A spokeswoman from the mayor’s office said that state guidelines from the Department of Environmental Conservation prohibit capture and relocation, but she added that the state flip-flopped on its own policy and offered to help relocate the deer elsewhere in the city.

City officials decided that wasn't a good option, she said.

“The State directed the City to either release the deer in Manhattan or euthanize it. Releasing the deer in Manhattan is clearly not safe for New Yorkers or the animal, and the State's position was that euthanization was the preferred route,” the spokeswoman said via email Thursday.

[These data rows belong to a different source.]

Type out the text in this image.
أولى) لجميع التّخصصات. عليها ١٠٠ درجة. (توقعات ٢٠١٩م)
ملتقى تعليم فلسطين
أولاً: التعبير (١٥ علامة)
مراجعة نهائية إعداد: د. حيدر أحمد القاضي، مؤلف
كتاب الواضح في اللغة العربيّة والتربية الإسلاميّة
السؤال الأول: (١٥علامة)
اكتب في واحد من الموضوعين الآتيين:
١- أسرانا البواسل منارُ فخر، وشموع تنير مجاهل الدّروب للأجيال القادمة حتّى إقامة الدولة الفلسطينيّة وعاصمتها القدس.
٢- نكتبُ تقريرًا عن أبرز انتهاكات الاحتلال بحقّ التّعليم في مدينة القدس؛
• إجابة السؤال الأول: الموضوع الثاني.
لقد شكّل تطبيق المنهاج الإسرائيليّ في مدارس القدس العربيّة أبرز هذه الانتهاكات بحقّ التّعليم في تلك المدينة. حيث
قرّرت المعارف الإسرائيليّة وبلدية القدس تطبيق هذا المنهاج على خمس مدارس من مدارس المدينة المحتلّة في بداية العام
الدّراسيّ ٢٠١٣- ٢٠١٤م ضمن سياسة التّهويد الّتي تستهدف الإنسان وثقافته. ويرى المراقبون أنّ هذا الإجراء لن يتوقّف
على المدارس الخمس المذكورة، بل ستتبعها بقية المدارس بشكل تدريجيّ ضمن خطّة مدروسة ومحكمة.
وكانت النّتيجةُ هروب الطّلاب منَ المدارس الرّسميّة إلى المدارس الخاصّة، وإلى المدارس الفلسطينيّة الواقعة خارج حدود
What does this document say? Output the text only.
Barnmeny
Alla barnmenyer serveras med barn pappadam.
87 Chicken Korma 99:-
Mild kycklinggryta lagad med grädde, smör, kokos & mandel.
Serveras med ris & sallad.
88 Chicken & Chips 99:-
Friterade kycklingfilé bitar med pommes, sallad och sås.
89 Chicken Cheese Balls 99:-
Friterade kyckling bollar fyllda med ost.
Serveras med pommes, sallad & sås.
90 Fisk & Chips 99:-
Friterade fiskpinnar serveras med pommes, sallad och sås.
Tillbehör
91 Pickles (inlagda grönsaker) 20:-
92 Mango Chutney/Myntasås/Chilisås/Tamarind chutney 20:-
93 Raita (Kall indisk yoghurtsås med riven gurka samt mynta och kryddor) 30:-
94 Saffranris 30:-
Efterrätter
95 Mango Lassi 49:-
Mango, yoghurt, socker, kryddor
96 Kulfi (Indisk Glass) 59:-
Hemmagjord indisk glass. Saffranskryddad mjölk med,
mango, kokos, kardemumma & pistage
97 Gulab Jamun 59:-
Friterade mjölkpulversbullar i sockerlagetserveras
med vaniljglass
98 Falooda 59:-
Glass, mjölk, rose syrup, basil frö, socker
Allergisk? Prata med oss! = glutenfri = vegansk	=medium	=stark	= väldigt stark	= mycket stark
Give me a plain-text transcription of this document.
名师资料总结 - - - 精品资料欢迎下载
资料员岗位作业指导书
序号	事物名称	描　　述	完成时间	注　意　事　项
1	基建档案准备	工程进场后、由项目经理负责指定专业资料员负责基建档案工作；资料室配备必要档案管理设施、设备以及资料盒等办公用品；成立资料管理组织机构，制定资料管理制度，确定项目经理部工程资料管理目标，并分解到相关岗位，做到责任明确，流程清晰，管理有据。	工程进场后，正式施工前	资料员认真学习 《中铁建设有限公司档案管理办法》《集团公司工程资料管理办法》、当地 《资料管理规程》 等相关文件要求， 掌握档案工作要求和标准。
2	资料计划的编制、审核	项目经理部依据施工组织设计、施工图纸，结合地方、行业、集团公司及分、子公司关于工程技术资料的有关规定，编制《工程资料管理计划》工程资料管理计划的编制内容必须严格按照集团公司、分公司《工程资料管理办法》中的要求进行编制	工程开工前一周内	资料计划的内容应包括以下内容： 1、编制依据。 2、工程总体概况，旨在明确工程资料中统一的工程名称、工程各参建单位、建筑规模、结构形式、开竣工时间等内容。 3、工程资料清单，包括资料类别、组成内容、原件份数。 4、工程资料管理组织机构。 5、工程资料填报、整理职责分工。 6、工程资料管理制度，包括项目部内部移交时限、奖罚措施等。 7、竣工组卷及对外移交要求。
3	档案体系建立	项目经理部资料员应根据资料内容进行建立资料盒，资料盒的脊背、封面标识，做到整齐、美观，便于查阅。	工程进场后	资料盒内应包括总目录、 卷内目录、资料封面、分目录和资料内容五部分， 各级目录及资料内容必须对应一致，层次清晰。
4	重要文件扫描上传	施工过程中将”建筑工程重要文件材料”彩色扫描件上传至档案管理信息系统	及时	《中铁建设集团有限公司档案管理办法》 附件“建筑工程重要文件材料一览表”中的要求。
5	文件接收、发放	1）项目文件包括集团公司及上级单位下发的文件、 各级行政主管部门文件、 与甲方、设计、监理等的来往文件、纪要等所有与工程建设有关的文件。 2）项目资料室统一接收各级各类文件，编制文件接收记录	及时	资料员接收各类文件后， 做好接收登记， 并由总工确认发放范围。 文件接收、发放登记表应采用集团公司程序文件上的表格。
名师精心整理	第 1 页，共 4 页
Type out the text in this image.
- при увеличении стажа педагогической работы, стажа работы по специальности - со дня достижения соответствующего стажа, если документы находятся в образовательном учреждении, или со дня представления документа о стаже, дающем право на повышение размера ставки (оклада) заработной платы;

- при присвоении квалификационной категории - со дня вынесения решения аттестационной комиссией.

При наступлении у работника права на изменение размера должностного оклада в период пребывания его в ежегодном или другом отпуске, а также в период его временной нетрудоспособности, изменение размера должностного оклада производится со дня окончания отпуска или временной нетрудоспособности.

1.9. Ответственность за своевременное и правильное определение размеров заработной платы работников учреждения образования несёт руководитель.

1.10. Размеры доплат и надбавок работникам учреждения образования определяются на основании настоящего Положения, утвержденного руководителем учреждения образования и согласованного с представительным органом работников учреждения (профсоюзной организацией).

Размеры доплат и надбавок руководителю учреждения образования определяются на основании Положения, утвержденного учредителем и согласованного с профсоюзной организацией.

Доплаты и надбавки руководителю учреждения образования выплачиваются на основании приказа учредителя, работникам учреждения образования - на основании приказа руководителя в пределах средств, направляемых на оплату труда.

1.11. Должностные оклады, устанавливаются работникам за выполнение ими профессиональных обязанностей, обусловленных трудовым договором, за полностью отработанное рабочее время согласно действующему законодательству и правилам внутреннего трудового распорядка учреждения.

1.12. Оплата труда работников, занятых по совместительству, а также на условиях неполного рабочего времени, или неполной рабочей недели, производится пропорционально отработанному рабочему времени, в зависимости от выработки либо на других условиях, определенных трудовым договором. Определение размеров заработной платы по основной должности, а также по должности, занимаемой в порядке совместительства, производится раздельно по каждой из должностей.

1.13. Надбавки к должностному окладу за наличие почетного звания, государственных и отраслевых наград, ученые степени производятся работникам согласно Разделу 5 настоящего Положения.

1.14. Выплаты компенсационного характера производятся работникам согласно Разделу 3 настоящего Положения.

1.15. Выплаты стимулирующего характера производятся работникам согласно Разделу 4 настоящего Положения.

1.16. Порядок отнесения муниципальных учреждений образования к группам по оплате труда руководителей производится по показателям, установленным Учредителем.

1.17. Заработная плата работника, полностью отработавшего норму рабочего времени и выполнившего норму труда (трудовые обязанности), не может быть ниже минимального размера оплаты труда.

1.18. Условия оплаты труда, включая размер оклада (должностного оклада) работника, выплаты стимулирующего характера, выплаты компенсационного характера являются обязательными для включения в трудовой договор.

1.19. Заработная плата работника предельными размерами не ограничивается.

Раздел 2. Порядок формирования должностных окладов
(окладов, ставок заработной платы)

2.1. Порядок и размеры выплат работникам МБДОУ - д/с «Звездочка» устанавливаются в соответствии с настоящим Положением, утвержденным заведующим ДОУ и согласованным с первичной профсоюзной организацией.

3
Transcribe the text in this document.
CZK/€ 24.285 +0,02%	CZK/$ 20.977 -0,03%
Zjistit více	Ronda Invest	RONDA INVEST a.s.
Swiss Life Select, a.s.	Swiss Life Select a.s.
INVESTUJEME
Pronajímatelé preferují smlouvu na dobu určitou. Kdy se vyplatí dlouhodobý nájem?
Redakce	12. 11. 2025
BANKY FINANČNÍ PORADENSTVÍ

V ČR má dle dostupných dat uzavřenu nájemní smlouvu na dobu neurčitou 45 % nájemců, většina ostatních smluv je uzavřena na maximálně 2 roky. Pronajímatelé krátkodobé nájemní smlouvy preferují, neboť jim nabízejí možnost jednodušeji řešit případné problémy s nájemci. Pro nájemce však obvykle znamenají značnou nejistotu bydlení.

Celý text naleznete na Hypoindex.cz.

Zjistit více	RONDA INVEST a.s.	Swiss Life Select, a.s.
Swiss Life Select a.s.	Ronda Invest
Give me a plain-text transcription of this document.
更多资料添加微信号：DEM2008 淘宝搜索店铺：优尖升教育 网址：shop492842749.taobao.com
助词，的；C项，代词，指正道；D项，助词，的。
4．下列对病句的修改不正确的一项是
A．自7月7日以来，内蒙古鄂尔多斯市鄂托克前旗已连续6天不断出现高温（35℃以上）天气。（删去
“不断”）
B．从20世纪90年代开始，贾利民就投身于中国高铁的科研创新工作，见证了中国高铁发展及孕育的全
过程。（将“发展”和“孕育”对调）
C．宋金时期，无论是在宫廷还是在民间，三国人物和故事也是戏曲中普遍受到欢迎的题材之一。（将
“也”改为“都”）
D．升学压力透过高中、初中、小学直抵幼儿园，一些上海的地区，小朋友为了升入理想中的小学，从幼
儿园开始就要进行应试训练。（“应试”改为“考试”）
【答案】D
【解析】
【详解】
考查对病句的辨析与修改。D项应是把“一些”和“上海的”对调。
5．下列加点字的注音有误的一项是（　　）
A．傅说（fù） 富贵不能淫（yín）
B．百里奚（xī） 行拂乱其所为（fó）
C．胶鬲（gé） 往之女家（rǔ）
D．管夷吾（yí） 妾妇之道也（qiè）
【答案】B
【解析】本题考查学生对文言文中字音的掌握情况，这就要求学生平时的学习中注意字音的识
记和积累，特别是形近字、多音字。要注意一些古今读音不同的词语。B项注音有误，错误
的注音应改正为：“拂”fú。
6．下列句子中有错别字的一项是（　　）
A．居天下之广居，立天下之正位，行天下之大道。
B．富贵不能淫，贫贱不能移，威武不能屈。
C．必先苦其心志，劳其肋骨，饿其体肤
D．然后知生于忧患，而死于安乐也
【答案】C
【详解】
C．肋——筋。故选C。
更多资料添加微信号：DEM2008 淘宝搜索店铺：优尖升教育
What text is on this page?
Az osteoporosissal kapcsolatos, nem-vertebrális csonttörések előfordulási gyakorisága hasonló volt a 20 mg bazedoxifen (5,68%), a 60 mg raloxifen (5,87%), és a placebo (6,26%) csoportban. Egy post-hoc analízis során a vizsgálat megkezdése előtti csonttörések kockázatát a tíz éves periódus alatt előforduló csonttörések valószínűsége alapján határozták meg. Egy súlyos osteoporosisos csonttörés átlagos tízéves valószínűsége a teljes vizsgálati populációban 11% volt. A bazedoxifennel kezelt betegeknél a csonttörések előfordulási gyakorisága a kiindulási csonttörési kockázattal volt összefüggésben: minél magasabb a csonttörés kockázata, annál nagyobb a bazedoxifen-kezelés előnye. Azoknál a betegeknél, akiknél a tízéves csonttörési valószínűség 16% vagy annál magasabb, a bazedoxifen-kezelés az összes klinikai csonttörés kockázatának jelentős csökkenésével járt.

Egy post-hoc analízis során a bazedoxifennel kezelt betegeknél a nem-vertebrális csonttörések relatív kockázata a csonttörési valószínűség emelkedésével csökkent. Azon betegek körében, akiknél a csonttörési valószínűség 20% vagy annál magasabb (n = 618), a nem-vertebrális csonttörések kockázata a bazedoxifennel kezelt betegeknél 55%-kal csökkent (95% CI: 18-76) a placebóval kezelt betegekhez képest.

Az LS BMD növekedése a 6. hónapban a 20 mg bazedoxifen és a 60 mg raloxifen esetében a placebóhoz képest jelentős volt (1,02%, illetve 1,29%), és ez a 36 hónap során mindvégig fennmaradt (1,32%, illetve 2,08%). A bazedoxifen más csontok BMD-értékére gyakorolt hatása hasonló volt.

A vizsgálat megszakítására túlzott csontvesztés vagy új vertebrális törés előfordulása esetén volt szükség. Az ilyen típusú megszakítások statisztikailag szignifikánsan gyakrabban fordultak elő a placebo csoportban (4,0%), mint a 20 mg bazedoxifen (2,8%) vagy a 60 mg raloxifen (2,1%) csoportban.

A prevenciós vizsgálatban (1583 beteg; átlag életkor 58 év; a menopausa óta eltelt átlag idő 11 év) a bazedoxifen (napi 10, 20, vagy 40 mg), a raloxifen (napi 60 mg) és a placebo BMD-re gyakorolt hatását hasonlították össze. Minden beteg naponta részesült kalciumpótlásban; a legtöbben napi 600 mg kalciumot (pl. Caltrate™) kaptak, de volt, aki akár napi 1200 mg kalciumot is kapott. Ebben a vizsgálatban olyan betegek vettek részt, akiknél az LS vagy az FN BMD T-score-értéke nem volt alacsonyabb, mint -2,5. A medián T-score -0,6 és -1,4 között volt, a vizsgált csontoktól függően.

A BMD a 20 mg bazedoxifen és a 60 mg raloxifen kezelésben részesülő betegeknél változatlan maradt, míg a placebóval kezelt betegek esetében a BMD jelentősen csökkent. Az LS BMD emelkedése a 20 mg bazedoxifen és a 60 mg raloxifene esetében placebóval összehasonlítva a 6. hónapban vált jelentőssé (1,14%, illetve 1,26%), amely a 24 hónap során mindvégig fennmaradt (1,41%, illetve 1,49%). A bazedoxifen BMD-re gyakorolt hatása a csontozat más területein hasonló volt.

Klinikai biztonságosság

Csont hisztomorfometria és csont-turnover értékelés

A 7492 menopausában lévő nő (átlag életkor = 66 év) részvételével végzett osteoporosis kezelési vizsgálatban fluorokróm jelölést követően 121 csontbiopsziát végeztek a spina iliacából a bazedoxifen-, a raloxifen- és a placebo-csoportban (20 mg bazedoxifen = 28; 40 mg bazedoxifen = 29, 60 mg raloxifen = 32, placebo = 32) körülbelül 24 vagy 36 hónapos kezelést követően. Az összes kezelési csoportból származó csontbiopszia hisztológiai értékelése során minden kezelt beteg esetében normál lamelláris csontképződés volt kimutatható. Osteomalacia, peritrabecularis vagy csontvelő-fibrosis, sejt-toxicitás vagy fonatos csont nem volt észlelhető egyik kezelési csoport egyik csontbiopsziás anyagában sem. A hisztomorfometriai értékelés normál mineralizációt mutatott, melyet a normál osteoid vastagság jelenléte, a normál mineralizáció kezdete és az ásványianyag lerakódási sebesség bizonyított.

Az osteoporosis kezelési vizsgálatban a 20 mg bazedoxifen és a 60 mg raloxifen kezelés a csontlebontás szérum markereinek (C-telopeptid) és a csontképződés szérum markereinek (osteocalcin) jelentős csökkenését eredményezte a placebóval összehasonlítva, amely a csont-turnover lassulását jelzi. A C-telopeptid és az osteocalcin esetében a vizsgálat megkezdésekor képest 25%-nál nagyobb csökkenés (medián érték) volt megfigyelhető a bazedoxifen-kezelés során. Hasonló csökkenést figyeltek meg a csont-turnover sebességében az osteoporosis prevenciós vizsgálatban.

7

“The State reversed years of their own policy and offered to help relocate the deer. The State itself has said it is not safe to relocate deer — and so the only humane and safe recourse is to euthanize the deer, and that will happen [Friday] morning.”

Last year, a deer captured in Brooklyn was set free in Staten Island, which itself has long been trying to deal with a deer population that has gotten out of control.

According to guidelines, capture of deer is usually through “the use of drive nets, drop nets, rocket nets, corral traps, clover traps, box traps, and remote chemical immobilization using dart syringes” and is “difficult and expensive.”

Costs range from $110 to $800 per deer captured, the guidelines said.

The spokeswoman also pointed to language within the guidelines, which noted that capture and relocation is often harmful to the animal and the benefits are low.

“Capture and relocation is also stressful to the animal. Injury and loss of some deer during capture and relocation efforts are common and can be significant, and the long term survival of relocated deer is often low,” the guidelines said.